Os EUA se tornarão Gilead?
O discurso de Trump no Estado da União reforça pautas ultraconservadoras, ataca minorias e imigrantes e pode levar os EUA a um futuro sombrio.
Publicado 10/03/2025 09:38

O livro “O Conto da Aia” (The Handmaid’s Tale, no original), de Margaret Atwood ganhou alcance e se popularizou com o seriado de TV homônimo que caminha em 2025 para sua temporada final. Nele os EUA se convertem em um país fundamentalista religioso, em que as mulheres se vestem como freiras, com trajes vermelhos, e servem como aias reprodutivas e submissas para as mais variadas famílias, numa sociedade hegemonizada por homens.
O discurso do Estado da União, proferido pelo autocrata Donald Trump, na última terça, 4 de março, destrói a tradição da função do mesmo e traz pistas do que o futuro reserva para a maior nação do mundo. O Estado da União deveria funcionar como uma chamada para unir o país, superando as querelas e divisões eleitorais, consolidando o presidente eleito de todos os estadunidenses. Trump fez o oposto disso, apresentou o discurso mais desqualificado desde a criação desta ferramenta, proferindo ataques sistemáticos aos seus opositores do Partido Democrata e seu antecessor Joe Biden, aposta no aprofundamento da divisão do país e semeando os caminhos dos EUA que ele quer construir (ou destruir).
O Estado da União passou a ter a presença do presidente eleito na cerimônia que reúne as 2 casas legislativas desde Woodrow Wilson, 28º presidente dos EUA, e já vinha há 10 anos tendo seu sentido corroído e deturpado, mas nada se compara com o discurso de Trump.
Chama a atenção os ataques a países de todo mundo, desrespeito a acordos comerciais que o próprio Trump havia feito e a sequência de depoimentos e menções de cidadãos estadunidenses convidados a estarem presentes, que se colocam como vítimas do sistema e de imigrantes. Trump falou dando a impressão que uma horda de imigrantes haveria invadido o país, atacou sistematicamente a comunidade e os direitos LGBTQIA+ já consolidados, tudo isso para reforçar sua pauta moral, dando materialidade a figura de um suposto “inimigo” para sua base, garantindo que esta lhe dê mais tempo e confiança, mesmo com as medidas impopulares que toma na área econômica, que gerarão inflação, recessão e desabastecimento.
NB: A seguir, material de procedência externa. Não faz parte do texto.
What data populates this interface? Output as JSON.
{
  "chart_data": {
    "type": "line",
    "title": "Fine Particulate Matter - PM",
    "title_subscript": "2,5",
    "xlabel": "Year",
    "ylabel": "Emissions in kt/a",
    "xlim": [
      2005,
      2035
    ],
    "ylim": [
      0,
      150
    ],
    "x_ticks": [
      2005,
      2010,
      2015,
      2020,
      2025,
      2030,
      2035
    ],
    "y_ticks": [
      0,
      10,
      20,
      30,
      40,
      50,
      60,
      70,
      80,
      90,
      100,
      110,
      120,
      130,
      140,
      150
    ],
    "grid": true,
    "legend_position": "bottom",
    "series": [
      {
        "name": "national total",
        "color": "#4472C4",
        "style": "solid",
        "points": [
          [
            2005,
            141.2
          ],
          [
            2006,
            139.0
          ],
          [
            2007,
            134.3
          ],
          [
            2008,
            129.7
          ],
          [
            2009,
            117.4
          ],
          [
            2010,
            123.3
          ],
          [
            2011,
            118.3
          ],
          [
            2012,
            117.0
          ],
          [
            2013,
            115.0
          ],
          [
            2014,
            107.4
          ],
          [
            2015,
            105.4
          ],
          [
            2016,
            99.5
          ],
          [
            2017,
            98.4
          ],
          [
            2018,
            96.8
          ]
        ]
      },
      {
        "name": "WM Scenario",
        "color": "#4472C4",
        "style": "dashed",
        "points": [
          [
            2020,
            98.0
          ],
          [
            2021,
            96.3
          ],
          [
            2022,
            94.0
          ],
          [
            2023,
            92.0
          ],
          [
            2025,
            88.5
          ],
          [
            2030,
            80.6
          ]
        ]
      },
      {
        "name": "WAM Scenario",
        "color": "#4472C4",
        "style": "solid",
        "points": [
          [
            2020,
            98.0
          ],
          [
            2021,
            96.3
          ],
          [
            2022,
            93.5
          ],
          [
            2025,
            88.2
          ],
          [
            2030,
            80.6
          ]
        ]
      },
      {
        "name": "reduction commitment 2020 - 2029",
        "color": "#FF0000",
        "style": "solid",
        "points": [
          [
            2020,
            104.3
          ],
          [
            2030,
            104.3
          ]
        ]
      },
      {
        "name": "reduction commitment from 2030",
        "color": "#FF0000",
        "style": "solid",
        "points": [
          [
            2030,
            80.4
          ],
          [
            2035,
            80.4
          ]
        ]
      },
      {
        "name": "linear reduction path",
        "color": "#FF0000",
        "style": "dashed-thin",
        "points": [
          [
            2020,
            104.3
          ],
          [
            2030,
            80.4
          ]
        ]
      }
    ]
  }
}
A chave do discurso é a pauta moral, os costumes, os valores conservadores, que se pautam na criminalização e deportação dos imigrantes, pintados na sua maioria como criminosos no discurso, e nos direitos das minorias. A justiça do país resiste, impingindo aqui e ali uma ou outra derrota nas propostas trumpistas, mas o presidente imperialista opera na tática de ataque incessante e inundação de pautas, para confundir a oposição e a imprensa, buscando colher alguma meia vitória que seja para transformá-la em um grande feito.
A Constituição e a independência legal nos mais variados temas dos 50 estados dos EUA dificultam o avanço da pauta ultraconservadora, os impactos econômicos e comerciais afetam a popularidade de Trump nos primeiros meses de governo. Trump joga duro, adota o unilateralismo por excelência, talvez venha a calibrar suas ações frente as reações internas, mas segue tripudiando nas relações comerciais internacionais, o que deixa seus próprios aliados numa situação desconfortável, só sobrando a estes retaliar de volta.
Tijolo por tijolo, Trump constrói outra concepção de país, outros marcos morais e sociais, realçando o que há de pior em parte da sociedade estadunidense, cindindo uma nação, podendo lá na frente, caso não haja dura e firme resistência, se tornar algo parecido com Gilead, do Conto da Aia.